= Virgil Oliver Stamps =

American music publisher (1892–1940)

Virgil Oliver Stamps (1892–1940) was a shape note promoter, singer, composer, and singing school teacher. He was the first to promote southern-style gospel singing across America using radio and published the most song books in America for decades.

== Biography ==
V. O. Stamps was born in and raised in the Stamps Community in Upshur County, Texas, and was a key individual in early gospel music publishing. As a youth, he worked with his father in a sawmill, and used his earnings to purchase every gospel songbook he could find. In 1907 he attended the singing school of Richard M. Morgan. Sometime after that, his father bought a small store and V. O. worked there while teaching singing schools until 1914.

In 1914 he became a field representative for the James D. Vaughan Music Company of Lawrenceburg, Tennessee. Stamps worked for the Tennessee Music Company, Samuel Beazley and J. D. Vaughan from 1914–24, including singing in a quartet representing the Vaughan company. Around 1915 he composed his first song, entitled "The Man Behind the Plow”. Stamps also had organized a gospel quartet in 1924 with his younger brother Frank Stamps called The Frank Stamps All-Star Quartet (or Stamps Quartet) in which he sang bass.

In 1924 he founded the V. O. Stamps Music Company in Jacksonville, Texas. In that year the first session of the V. O. Stamps School of Music was held, with a faculty that included Thomas Benton, C. C. Stafford, R. B. Vaughan, and Otis Deaton. They became the largest developer of gospel singers in the south for decades. In 1924 he published Harbor Bells - his first song book. In 1927, with J. R. Baxter, Stamps formed the Stamps-Baxter Music Company, based in Dallas, Texas. By the late 1930’s, it published the most shape note songbooks in America.

He was a pioneer is the use of radio for promoting Southern gospel music and quartet singing. Radio station KRLD gave the Stamps-Baxter Quartet a daily show in 1936, after a large response from their radio performance at the Texas Centennial Exposition. They also had a regular program on WFFA. At one point they represented over 100 quartets on radio stations across America.
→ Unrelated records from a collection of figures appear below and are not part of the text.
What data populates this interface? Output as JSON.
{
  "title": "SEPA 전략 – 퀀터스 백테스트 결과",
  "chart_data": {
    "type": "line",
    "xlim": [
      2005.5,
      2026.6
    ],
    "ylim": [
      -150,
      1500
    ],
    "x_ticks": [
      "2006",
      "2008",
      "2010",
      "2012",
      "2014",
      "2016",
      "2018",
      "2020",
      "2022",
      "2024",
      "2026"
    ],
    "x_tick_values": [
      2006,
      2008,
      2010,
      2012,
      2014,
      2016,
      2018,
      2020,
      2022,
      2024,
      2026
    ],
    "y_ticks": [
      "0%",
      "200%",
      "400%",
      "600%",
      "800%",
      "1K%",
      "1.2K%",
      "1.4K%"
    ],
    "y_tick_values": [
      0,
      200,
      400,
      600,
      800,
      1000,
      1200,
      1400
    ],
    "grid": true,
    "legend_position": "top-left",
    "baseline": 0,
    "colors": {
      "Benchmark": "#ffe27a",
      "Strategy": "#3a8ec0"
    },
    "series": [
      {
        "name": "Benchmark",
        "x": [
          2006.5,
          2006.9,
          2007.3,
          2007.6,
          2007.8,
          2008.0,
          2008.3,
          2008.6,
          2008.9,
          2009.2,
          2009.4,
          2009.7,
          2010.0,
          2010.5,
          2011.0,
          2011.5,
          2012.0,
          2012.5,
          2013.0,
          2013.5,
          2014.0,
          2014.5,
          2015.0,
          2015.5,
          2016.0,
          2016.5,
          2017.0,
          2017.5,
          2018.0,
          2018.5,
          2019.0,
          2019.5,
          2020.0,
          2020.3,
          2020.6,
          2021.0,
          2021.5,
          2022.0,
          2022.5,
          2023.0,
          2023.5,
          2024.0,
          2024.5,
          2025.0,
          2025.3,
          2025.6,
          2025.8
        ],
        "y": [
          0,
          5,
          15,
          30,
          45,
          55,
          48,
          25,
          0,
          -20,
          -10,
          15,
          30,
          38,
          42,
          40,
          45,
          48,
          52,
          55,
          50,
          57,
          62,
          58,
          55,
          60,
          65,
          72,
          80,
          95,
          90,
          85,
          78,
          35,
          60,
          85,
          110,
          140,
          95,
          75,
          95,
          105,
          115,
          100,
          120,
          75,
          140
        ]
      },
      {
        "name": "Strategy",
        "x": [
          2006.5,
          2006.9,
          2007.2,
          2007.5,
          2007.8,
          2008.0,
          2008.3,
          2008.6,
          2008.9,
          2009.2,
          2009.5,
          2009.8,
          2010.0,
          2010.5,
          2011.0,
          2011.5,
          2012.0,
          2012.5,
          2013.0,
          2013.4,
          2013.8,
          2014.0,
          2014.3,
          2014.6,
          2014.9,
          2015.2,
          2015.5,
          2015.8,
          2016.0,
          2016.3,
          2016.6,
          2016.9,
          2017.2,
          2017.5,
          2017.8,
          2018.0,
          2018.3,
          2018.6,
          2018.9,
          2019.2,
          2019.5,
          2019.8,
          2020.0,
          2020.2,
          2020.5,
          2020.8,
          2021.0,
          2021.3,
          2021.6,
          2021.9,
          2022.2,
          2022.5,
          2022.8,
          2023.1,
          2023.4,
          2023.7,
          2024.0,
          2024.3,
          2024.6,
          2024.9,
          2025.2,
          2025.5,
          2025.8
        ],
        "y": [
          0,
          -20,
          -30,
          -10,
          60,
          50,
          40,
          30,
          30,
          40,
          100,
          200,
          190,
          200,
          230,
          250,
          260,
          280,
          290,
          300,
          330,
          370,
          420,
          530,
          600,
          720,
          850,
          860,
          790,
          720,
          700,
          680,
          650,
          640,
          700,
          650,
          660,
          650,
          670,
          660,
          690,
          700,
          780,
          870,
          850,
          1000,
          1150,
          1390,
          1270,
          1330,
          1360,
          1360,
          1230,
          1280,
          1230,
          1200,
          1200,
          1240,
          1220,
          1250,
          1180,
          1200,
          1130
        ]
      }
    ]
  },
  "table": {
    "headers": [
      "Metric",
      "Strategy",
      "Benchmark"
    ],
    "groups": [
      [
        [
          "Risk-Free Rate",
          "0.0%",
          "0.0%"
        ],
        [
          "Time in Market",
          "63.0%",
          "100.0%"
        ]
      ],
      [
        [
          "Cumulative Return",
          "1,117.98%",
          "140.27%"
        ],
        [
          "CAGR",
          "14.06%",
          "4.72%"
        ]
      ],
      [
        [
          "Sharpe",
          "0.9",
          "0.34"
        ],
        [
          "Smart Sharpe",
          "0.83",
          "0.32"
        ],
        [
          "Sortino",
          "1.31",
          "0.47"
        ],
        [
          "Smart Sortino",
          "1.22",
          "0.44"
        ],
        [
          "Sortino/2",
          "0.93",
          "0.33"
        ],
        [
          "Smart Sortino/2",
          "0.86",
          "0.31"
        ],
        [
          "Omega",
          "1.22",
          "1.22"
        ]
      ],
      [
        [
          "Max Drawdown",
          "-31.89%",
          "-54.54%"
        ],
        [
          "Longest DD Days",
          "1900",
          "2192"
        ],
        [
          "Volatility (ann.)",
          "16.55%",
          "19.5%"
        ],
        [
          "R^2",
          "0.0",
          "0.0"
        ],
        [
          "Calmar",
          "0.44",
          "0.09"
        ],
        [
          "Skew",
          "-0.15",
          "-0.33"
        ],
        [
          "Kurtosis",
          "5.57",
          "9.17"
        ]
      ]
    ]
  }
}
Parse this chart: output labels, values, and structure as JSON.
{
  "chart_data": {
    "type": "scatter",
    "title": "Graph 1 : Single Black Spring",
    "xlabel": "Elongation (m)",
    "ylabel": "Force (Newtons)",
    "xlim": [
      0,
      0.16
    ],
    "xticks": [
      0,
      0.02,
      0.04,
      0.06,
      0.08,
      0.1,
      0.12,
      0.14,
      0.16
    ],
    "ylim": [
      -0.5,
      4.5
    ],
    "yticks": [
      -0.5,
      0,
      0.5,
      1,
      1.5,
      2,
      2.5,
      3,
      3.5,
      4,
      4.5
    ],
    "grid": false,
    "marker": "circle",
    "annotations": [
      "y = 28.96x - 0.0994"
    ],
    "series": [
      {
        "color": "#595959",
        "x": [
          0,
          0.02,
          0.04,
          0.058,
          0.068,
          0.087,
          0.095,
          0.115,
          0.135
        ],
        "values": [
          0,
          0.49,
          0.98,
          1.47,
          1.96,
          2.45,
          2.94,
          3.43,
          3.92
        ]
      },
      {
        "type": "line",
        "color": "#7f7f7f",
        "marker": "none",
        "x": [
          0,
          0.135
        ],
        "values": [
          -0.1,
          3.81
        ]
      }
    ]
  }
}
Frank Stamps would leave the quartet in 1945 to start his own Stamps Quartet Music Company, creating some confusion.

V.O. Stamps died in 1940.

==Work==
Virgil Stamps wrote the music and melody for the famous gospel song "When the Saints Go Marching In", in 1937, while Luther G. Presley wrote the lyrics.

Among the songs written by V. O. Stamps are "Love Is the Key," "Singing on My Way," and "I Am Going."
V. O. Stamps was inducted into the Gospel Music Hall of Fame in 1973 along with his brother Frank Stamps. The pair were also both inducted into the Hall of Fame for the Southern Gospel Music Association in 1997 along with J.R. Baxter and his wife Clarice.

== Stamps Quartet ==
Virgil O. Stamps and Frank Stamps started The Frank Stamps All Star Quartet (also referred to as Stamps Quartet) in Gilmer, Texas in 1924 in which V.O. Stamps sang base. They were the first gospel group to record for RCA-Victor in 1927. They also recorded with Victor in Atlanta at Egleston Hall in 1932 under the direction of Ralph Peer. Frank Stamps also taught in the music school for decades before dying in 1965. The popularity of the quartet increased dramatically after the group toured with Elvis Presley from 1971-1977. The group was inducted in the Gospel Music Hall of Fame in 1998.